Hello everyone and welcome to the first OUTsiders Ally and my first column. In case you have not yet figured it out, my name's Sophie and I'm the office dog (not to mention Publisher Chris's cuddle buddy). You might recall my good friends, Britain & Sydney, the old Gossip Cats who continued their writing with their owner in the lovely beachfront in Maine. They send their greetings, but you can be sure, my monthly column is all my doing, so read along with me and let's see what I found on my regular walks along the Cultural Trail and thru downtown... First off, I notice a lot of the apartment building swimming pools are open for the season and that's great, so I better issue a warning (especially to one Indy club's bartender) that you are supposed to observe the hours for the pool where you live and swimming attire is NOT optional. We hear this boy got his butt (and other parts) in hot water last Summer about 3 or 4 a.m. when he went swimming with friends in a "closed" pool and was caught shall we say bare ass even his Speedo. It's true he's a total hottie, but rules are rules!... Next up, we hear some folks just cannot get enough of the old gossip cats and that includes Club Indy's boss Aaron. How do we know? Easy! Britain & Sydney sent a text to tell us that Aaron had spent a week in Maine visiting. We hear he loved everything they showed him aside, possibly, from whole belly fried clams (slimy things those) he sampled, but they made it up to him by two visits to Gelato Fiasco for that cake batter gelato he fell in love with, just as I hear he has Maine.
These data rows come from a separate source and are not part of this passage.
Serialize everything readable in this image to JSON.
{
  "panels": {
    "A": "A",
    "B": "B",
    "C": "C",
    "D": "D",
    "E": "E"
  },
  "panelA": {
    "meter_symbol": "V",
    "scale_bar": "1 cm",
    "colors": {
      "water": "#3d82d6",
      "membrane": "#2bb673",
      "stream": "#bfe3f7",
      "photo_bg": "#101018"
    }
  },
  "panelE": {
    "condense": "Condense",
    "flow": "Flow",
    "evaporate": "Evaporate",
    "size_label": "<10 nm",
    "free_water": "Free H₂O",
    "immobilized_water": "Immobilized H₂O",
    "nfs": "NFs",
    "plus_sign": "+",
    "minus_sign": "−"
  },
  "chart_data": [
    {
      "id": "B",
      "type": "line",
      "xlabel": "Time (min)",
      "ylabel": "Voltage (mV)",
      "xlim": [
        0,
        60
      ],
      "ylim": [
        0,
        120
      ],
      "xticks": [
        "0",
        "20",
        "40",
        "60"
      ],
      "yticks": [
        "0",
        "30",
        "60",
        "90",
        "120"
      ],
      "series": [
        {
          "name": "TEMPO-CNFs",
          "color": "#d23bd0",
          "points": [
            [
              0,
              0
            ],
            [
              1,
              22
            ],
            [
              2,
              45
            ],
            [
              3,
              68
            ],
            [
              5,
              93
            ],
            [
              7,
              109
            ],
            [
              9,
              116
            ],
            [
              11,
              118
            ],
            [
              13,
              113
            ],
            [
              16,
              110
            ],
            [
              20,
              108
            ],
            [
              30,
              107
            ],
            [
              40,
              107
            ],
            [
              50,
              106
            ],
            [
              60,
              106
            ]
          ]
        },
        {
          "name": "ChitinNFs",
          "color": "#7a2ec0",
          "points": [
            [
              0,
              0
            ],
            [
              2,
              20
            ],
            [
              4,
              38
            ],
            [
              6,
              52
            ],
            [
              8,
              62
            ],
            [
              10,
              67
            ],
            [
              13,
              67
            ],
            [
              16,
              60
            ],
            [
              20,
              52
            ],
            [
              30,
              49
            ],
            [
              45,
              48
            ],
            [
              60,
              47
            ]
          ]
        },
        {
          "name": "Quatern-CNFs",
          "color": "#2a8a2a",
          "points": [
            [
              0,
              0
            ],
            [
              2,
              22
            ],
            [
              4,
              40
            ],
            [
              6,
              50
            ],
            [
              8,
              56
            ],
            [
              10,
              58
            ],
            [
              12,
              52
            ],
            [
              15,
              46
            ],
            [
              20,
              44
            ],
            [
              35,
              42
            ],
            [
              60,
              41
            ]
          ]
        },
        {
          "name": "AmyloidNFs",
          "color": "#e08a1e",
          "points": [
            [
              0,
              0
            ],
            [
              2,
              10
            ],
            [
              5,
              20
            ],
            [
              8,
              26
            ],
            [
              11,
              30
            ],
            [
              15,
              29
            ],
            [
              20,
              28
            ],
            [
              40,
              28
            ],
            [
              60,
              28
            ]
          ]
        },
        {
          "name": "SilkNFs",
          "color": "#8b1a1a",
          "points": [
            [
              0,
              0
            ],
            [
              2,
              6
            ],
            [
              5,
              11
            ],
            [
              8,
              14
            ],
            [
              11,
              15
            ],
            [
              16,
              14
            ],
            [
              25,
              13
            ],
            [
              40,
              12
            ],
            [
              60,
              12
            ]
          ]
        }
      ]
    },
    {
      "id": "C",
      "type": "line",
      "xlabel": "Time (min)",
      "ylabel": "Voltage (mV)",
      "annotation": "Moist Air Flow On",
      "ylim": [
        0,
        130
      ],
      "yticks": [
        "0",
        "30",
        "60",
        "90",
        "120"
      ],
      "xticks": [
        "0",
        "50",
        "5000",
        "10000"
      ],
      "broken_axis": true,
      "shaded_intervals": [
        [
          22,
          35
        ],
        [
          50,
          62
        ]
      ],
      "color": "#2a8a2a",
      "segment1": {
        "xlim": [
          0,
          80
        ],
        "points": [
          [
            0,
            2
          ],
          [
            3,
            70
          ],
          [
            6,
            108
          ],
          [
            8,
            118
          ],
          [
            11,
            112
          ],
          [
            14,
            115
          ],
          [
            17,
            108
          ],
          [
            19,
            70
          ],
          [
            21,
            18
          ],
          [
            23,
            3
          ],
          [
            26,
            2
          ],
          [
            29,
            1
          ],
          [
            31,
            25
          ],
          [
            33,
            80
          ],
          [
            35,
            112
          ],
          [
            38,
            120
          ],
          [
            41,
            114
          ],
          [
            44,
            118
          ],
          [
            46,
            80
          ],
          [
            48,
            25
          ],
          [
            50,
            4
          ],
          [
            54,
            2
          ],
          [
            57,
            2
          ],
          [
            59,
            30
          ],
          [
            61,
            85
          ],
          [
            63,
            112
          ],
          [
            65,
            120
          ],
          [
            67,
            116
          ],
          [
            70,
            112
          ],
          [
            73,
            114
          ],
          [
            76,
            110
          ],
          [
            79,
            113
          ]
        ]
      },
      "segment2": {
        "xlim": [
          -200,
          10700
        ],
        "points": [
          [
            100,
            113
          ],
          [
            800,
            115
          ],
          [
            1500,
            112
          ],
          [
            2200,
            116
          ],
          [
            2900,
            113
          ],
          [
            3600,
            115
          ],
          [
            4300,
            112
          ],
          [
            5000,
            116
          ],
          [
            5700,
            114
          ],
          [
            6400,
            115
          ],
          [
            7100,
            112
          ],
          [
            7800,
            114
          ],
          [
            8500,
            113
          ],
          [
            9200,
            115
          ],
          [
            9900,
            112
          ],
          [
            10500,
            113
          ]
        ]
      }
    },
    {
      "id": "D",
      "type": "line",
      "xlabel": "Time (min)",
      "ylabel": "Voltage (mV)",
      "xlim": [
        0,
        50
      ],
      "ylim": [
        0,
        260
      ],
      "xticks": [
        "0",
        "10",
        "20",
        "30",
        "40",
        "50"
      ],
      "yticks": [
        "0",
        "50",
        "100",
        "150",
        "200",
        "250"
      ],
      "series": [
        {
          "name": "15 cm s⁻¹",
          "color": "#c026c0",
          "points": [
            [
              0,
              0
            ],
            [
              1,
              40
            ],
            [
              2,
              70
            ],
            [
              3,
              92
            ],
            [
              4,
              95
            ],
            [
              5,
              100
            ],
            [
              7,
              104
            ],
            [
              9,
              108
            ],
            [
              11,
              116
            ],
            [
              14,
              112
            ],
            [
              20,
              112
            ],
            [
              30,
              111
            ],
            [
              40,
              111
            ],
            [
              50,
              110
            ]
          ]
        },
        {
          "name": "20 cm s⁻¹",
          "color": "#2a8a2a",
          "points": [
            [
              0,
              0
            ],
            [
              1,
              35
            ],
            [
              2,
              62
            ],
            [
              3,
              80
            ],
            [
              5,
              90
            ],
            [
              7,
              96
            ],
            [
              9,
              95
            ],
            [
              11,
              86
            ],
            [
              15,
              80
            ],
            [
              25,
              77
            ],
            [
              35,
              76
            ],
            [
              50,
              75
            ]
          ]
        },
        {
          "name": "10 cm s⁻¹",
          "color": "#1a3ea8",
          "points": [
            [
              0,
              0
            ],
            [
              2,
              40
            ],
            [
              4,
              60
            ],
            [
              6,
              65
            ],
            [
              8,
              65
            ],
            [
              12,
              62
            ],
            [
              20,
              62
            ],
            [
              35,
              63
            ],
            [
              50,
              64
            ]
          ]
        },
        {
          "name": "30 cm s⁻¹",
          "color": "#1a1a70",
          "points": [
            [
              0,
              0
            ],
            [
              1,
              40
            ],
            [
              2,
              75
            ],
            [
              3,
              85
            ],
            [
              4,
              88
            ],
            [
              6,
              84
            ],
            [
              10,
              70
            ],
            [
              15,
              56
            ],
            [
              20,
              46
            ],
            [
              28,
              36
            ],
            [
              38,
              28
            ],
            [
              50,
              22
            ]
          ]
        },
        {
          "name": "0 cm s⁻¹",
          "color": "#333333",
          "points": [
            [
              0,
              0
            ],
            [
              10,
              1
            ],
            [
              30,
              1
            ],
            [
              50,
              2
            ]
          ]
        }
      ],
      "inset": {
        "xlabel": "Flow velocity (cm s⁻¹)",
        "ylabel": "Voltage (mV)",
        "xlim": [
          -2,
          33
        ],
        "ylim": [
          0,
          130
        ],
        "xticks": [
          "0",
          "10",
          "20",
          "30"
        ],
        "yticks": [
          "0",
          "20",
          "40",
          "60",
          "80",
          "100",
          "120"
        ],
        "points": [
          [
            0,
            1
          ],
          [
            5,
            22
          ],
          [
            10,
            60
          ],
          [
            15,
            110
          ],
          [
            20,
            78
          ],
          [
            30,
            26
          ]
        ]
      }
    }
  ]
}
Indy folks who wanna try Gelato Fiasco's treats can find some of the flavors at Kroger's, Whole Foods and Fresh Market on 54th & College... Speaking of trying, this pup is still trying to figure out why someone would rent a Speedway apartment and then repaint the kitchen blood red, have some tile work done and walk away from their lease, leaving the hapless landlord to pay for these "improvements". The funniest part is when the landlady asked who in the hell

would paint a kitchen blood red she was told in a condescending manner: "You should know that's the color meat is so it makes folks hungry!" I would personally prefer Milk Bone, or that one that dogs can't believe is not bacon, but in any case I would never leave a landlord with a mess and a bill as this slug did!... Speaking of slugs, he's gonna have to slug the meter a few extra times to get money for his big move, but congrats to Foxy, a.k.a. Thomas, who this pup hears got a big promotion and with it a move to Knoxville. I hear Knoxville is a grand city with mountains (you know what we do not have here in Indiana) and they are the very same ones where Thomas grew up over on the Kentucky side. All this dog (and his owner) can say is we wish him all the best and Tennessee's gain is Indiana's loss!...speaking of losses much sympathy to the family and friends of Phyllis Hutton who was a good friend of the gay community and did a lot of behind-the-scenes work on pride back in the day. Mrs. Phyllis died suddenly on May 22nd and will be missed by all her old friends...And finally, I hear that a certain Keekeesha needs a little comforting as he found out recently of a hemroid problem and even some STD's. And with this, my first month, that's all the "bark" I got but stay tune in to next issue because I hear that a lot of folks love to gossip and I will be out with Chris all over town with my ears ready. Woof!